- Narges Mohammadi foi transferida da prisão para o Hospital Tehran Pars para receber tratamento com a equipe médica de sua confiança, devido ao agravamento de sua saúde.
- Autoridades iranianas concederam “suspensão de sentença mediante fiança pesada”, segundo a Fundação Narges Mohammadi.
- Mohammadi, 54 anos, ganhou o Prêmio Nobel da Paz de 2023 por seu ativismo em defesa dos direitos humanos e contra a opressão das mulheres no Irã; recentemente sofreu dois supostos infartos e perdeu cerca de 20 kg.
- Ela estava há 10 dias hospitalizada em Zanjan, onde cumpria a pena; havia sido libertada temporariamente em dezembro de 2024 por motivos médicos.
- A fundação pediu cuidado permanente e especializado, além da liberdade incondicional, argumentando que não deve retornar à prisão com 18 anos de pena ainda vigentes.
Iranian human rights campaigner Narges Mohammadi foi transferida da prisão para um hospital em Teerã, com a saúde agravada, segundo a Fundação Narges Mohammadi.
Através da família, autoridades iranianas concederam a Mohammadi uma suspensão de sentença mediante fiança pesada. A informação foi divulgada no fim de semana.
Mohammadi, 54 anos, recebeu o Prêmio Nobel da Paz de 2023 por sua atuação em defesa dos direitos das mulheres e dos direitos humanos no Irã. A transferência ocorreu após pedidos da família para deixá-la sair da prisão.

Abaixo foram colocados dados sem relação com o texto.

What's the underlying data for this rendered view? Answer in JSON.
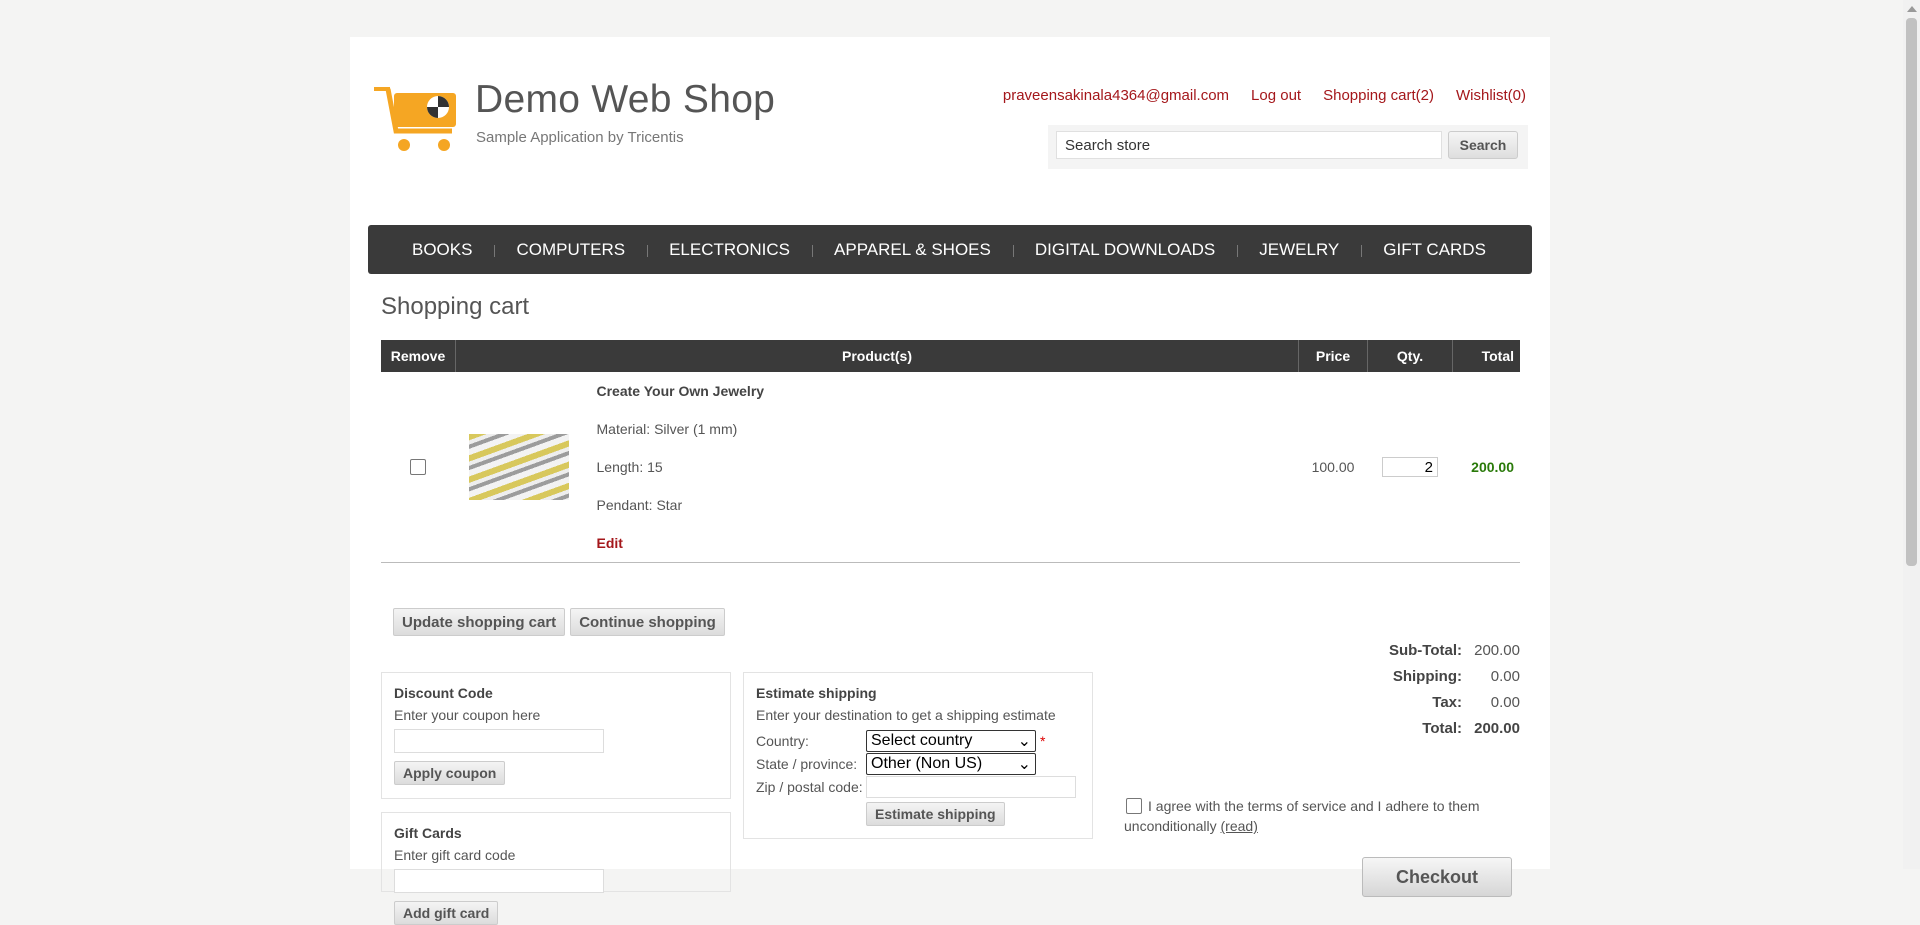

Mohammadi estava internada 10 dias em Zanjan, no norte do país, onde cumpria a pena. A família afirmou que ela precisa de tratamento com sua equipe médica, longe das prisões, para evitar piora.
O marido, residente em Paris, disse que o estado de saúde da esposa não é estável e que ela enfrenta condições gerais desfavoráveis. O advogado informou que Mohammadi perdeu cerca de 20 kg e tem dificuldade de fala.
Mohammadi já foi presa em dezembro por supostos desdobramentos de “atuar contra o estado”, acusações que ela nega. Em dezembro de 2024, recebeu liberdade temporária por motivos médicos.
Histórico e desdobramentos
Antes da transferência, Mohammadi foi condenada em fevereiro por novos crimes, conforme a defesa, incluindo reunião e conspiração e atividades de propaganda. A família afirma que a ativista não recebeu tratamento adequado na prisão.
A Fundação afirma que a suspensão não basta e pede tratamento permanente e especializado, para evitar a volta à prisão e enfrentar 18 anos remanescentes da pena. A defesa enfatiza a busca por liberdade plena e a retirada de todas as acusações.